A team of researchers at the Swiss Federal Institute of Technology has developed a high-performance Scanning Ion Conductance Microscope (SICM) using the latest advances in nanopositioning, nanopore fabrication, microelectronics and controls engineering.

Time-resolved scanning allows the 3D visualization of dynamic structures in a eukaryotic cell membrane at nanometer resolutions.

Studying the functions of living cells and organelles at the nanoscale is vital to understanding the causes of disease. Traditional approaches, including electron microscopy, may, unfortunately, damage these cells.

The Swiss researchers developed a SCIM microscope that resolves spatiotemporally diverse three-dimensional processes on a eukaryotic cell membrane at sub-5 nanometer axial resolution. This may offer insights into intracell interactions in the fight against infections and disease.

The Origins of Scanning Probe Microscopy

Studying the intricate functions of living cells at the nanoscale is a unique challenge. Researchers have developed a range of techniques to meet this challenge, including atomic force microscopy (AFM), scanning tunneling microscopy (STM) and Scanning Probe Electrochemistry (SPE).

Scanning probe microscopy (SPM) forms images of surfaces using a probe that scans the specimen. The technique made its first appearance in 1981 in the form of the scanning tunneling microscope, which produces images at atomic resolution by scanning a specimen using a probe.

In scanning probe microscopes, piezoelectric actuators move the probe with atomic-level precision controlled by electronics. The probe raster scans the specimen. It captures discrete data points which are used to form an image. Its manner of scanning is called a mode.

Scanning Ion Conductance Microscopy (SICM) was developed by P.K. Hansma and his colleagues at the University of California in 1989. An electrolyte-containing aqueous medium is a poor conductor.

A SCIM microscope scans a nanoprobe (micro-pipette with a 50 to 100 nm hole) close to the surface of the specimen. As the probe moves across the specimen, ionic currents flow through the pipette. The strengths of these currents vary according to the electrical resistance across the sample’s surface, thus revealing information about its composition.

In the hopping mode described by the Swiss team, however, the nanoprobe is not raster scanned.
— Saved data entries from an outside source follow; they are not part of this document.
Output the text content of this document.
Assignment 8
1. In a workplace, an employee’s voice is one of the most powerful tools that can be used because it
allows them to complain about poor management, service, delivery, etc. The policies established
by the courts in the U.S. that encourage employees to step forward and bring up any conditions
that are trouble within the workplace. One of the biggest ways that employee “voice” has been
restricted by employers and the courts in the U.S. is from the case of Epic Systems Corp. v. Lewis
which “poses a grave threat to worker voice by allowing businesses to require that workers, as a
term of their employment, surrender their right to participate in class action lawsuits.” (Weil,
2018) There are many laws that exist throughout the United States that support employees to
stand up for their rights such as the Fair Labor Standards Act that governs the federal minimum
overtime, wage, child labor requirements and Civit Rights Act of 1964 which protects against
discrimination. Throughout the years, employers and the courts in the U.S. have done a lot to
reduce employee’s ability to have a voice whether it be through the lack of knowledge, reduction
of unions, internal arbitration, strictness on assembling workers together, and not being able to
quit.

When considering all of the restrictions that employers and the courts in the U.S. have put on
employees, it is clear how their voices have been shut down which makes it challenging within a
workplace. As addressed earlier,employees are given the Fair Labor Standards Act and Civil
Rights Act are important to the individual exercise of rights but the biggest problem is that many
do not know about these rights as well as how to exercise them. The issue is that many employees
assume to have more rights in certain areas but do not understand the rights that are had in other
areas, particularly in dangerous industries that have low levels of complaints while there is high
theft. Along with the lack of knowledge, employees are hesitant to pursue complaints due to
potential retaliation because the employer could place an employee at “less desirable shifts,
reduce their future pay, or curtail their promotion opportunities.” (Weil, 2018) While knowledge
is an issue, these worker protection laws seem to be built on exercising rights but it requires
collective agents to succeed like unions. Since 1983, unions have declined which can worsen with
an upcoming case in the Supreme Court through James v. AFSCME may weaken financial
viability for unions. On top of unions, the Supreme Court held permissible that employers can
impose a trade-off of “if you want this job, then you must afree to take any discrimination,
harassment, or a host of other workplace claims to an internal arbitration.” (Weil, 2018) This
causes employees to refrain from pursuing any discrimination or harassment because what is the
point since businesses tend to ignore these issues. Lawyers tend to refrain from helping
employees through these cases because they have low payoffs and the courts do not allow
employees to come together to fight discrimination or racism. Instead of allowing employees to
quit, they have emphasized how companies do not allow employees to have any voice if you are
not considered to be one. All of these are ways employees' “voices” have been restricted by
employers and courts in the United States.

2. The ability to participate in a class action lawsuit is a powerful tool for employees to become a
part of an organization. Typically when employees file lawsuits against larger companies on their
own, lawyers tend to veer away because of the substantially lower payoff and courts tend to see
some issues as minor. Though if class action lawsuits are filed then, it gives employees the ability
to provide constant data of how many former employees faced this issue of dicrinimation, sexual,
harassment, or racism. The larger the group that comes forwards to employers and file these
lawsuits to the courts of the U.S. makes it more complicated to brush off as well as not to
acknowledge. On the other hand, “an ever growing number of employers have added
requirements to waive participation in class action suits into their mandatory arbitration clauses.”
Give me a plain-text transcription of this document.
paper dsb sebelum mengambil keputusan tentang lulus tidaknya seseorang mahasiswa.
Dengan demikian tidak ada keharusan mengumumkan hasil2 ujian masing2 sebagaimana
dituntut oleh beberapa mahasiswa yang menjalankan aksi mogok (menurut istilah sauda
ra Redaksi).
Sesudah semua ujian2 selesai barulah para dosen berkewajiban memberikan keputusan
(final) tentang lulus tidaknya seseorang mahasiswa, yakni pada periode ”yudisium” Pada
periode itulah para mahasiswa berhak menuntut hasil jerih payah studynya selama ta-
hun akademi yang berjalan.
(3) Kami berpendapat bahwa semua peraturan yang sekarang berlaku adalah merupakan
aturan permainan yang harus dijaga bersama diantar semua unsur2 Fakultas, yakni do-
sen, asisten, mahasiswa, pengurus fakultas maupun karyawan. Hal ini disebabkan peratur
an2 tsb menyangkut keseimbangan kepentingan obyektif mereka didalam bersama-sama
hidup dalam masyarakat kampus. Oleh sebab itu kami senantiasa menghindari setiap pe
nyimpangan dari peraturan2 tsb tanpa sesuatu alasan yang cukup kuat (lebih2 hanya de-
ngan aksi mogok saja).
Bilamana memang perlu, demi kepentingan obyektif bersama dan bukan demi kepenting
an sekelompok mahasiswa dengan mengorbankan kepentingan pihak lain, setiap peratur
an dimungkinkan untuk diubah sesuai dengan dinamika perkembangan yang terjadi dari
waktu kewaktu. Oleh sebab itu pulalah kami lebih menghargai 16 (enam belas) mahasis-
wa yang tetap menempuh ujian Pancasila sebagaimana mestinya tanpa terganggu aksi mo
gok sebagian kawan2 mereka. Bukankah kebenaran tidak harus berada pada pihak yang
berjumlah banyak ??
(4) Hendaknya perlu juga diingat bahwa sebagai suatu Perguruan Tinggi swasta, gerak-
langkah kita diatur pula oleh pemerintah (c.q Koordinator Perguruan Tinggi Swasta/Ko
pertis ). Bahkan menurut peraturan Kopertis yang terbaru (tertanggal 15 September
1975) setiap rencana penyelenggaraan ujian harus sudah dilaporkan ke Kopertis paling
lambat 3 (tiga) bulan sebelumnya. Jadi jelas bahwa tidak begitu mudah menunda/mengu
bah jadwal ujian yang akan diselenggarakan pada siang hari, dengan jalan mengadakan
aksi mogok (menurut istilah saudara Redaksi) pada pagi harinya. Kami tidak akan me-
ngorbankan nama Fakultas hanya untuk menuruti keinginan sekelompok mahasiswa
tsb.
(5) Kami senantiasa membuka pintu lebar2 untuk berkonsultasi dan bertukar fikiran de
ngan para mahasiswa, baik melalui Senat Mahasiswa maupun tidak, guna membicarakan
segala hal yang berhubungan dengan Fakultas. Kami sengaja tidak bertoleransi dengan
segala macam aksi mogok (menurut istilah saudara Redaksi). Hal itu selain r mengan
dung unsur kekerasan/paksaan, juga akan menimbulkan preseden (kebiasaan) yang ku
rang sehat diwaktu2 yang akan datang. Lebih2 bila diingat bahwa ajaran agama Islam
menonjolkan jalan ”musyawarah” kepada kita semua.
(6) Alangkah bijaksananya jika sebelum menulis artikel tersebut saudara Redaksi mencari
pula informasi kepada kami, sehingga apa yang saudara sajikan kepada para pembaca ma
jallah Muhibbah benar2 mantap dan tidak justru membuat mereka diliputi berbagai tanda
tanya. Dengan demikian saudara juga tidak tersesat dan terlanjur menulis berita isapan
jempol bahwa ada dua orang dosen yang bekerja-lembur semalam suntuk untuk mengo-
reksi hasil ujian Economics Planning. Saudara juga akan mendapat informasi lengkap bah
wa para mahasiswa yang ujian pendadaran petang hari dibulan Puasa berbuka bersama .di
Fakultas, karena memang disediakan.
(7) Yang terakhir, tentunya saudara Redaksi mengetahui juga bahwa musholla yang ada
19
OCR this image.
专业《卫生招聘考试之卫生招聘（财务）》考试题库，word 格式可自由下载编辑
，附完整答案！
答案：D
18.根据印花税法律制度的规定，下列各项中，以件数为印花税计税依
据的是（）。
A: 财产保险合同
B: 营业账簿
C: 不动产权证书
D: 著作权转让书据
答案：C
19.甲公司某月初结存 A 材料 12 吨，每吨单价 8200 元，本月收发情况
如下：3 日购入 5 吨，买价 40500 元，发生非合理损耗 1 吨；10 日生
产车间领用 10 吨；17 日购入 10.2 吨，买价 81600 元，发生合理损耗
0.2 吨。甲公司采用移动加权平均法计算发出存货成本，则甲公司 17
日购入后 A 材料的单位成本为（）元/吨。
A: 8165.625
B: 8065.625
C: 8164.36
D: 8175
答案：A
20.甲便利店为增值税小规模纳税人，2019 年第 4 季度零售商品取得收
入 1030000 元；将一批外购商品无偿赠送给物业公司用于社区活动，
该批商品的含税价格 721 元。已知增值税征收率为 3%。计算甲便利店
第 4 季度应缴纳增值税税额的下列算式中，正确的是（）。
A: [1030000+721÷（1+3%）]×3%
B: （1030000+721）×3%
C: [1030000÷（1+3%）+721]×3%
It moves vertically up and down in a hopping motion.

The probe approaches the specimen at a distance of 25 to 50 nm at specified points and retracts, thus providing discrete points of measurement from which an image is formed. Crucially, the probe never touches the specimen, thus preventing damage to the sample.

SCIM microscopy is, therefore, a powerful tool for capturing the steep changes in a cell’s topography without affecting the sample.

Time-Resolved Scanning Ion Conductance Microscopy

Time-resolved SICM microscopes produce high-resolution profiles of cell shapes and surface characteristics. However, these need to be correlated with biochemical information and changes to the internal organization of the cells.

The Swiss team integrated an inverted optical microscope to a SICM microscope which allowed them to combine recently developed super-resolution microscopy techniques into their approach.

The SICM setup consisted of a custom-built pipette Z-actuator (vertical actuator) integrated into a controlled-atmosphere device, critical for cell viability during imaging.

The imaging of eukaryotic cells requires piezo actuators with a long-range (>10−20 μm). This leads to a trade-off between resonance frequency and the range of the actuator. The team overcame this by adaptively slowing down the pipette’s velocity and applying a gain to the piezo motion as a function of the current interaction curve.

The Z-actuator achieved a wide mechanical displacement amplification of 22 μm scanning range on the cell surface. It was driven by a custom-made piezo controller and integrated with a stepper-motor stage for approaching the sample.

The team used borosilicate and quartz nanopipettes for probing. They were fabricated with a CO2 laser puller with a radius of 20 to 60 nm in size. Quartz capillaries were shrunk to a sub-10-nm radius using electron beam irradiation.

Many cellular processes occur at time scales of minutes or hours and are easily trackable with time-lapse SICM. Subcellular processes, such as endocytosis or infection, however, occur much faster. The Swiss team’s technique combines the capability to address large imaging volumes (up to 220 000 μm3) relatively quickly with high-speed SICM imaging of small details on live cells.

The wide range of measurements possible (Scan sizes from 500 × 500 nm2 to 100 × 100 μm2, imaging speeds from 0.5 s/image to 20 min/image; Number of pixels per image from 1 Kp to 1 Mp; Depth of view of 22 μm with axial resolution below 10 nm) significantly enhances the range of biological studies facilitated by SICM microscopy.